# Suche Temperaturfühler, drahtlos



## holgermaik (8 Juni 2011)

Hallo @ all.

Ich möchte an einer Spindel die sich mit ca. 120 U/min dreht die Temperatur messen. Die Spindel besteht aus mehreren Teilstücken. An den Übergangsstellen (ähnlich einer Kardanwelle um einen Knick auszugleichen) befinden sich Hülsen aus Messing, die permanent  geschmiert werden. Wenn irgendwas mit der Schmierung nicht stimmt, erhöht sich durch Reibung die Temperatur in den Hülsen und zerstört diese.

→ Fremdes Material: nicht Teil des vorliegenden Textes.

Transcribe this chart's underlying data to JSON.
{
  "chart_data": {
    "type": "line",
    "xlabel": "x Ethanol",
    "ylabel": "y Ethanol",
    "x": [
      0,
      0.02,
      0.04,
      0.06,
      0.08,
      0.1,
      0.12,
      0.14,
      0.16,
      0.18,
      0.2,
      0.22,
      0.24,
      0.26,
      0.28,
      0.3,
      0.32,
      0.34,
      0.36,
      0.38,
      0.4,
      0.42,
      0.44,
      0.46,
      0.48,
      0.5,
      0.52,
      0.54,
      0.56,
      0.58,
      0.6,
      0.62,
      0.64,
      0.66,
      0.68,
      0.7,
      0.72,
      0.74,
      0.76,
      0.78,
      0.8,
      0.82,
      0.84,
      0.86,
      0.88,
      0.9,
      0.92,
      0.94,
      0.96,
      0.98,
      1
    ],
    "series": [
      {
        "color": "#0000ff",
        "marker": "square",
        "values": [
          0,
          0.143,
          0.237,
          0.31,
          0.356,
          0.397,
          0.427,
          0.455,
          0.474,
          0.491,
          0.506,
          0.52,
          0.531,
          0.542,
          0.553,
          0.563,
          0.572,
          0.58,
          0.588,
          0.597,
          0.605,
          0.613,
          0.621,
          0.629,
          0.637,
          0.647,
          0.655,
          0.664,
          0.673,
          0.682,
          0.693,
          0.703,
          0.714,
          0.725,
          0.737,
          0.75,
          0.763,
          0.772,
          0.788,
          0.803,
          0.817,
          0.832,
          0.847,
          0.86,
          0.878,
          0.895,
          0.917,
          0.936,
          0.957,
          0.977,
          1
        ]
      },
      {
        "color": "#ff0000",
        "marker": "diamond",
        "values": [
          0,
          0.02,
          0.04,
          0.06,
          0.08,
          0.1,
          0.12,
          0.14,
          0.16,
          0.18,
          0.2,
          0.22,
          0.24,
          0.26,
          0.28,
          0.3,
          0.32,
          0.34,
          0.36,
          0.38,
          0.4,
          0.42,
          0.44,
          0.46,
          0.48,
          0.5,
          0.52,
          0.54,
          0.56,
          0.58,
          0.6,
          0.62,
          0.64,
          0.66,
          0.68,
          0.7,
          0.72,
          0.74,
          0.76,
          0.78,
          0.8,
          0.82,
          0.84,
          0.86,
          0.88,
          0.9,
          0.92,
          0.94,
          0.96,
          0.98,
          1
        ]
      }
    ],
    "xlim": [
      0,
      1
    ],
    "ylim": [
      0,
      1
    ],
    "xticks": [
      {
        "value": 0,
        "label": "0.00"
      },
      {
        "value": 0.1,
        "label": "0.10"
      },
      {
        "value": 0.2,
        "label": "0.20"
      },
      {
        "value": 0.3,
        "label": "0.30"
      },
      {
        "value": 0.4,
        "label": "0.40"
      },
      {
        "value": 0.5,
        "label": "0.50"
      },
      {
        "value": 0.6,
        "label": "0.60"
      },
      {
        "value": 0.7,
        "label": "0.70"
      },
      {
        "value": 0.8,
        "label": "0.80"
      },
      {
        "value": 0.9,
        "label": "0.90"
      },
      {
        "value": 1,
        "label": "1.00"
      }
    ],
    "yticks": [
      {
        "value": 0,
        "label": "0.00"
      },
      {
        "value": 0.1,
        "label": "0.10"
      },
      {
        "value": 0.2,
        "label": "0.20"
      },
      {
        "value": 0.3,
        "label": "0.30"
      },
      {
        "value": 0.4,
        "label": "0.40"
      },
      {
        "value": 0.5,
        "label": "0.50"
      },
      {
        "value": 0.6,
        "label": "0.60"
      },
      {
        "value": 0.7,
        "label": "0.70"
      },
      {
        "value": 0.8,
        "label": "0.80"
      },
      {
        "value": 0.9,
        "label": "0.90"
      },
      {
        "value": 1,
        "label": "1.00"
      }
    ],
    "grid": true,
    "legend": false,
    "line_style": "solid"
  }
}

Diesem Moment möchte ich vorbeugen. Ein optisches System kommt leider nicht in Frage, da die Außenhülle der Hülse aus Stahl ist.
Hat jemand etwas ähnliches schon mal verbaut oder ein Idee welcher Hersteller sowas anbietet? 
Der Spindeldurchmesser ist ca. 600mm und das ganze befindet sich in rauer Industrieumgebung. (Schmutz, Fett....).
Grüsse Holger


----------



## Unimog-HeizeR (8 Juni 2011)

Hallo

Hast Du schonmal an eine (Berührungslose) IR-Temperaturmessung gedacht?
Das wäre m.e. bestimmt weniger störanfällig als eine Funklösung an einer drehenden Achse. Günstiger wahrscheinlich auch noch.

Gruß
Timo


----------



## tnt369 (8 Juni 2011)

ich hatte mal funksensoren im einsatz. ist schon ein paar jahre her.
die waren robust (edelstahlgehäuse ip65). die übermittlung erfolgte
auf ein auswertegerät (empfänger) mit bis zu 4 kanäle.
problematisch war der stromverbrauch. die batterie hielt nur ca. 1 jahr.
die geräte waren eine sonderentwicklung, keine ahnung ob die noch hergestellt werden.


----------



## holgermaik (8 Juni 2011)

Danke für eure Antworten.
IR oder Laser ist problematisch da die Hülse kaum sichtbar ist. Wenn die Stahlummantelung durchgewärmt ist, ist leider schon alles zu spät. Der Preis ist erstmal weniger bedeutend, da es Anlagenverfügbarkeit geht. Die Reperatur dauert dann ca. 30h.
@tnt369
Kannst du dich an den Hersteller erinnern? 1 Jahr ist mehr als ich erwartet habe.
Grüsse Holger


----------



## Matthias_VER (8 Juni 2011)

Suche mal unter

JUMO-Wtrans-Funk-Temperaturfühler 

nach, ob das etwas für Dich ist.


----------



## holgermaik (8 Juni 2011)

Werde mich mit Jumo mal in Verbindung setzen. Sieht erstmal gut aus.
Grüsse Holger


----------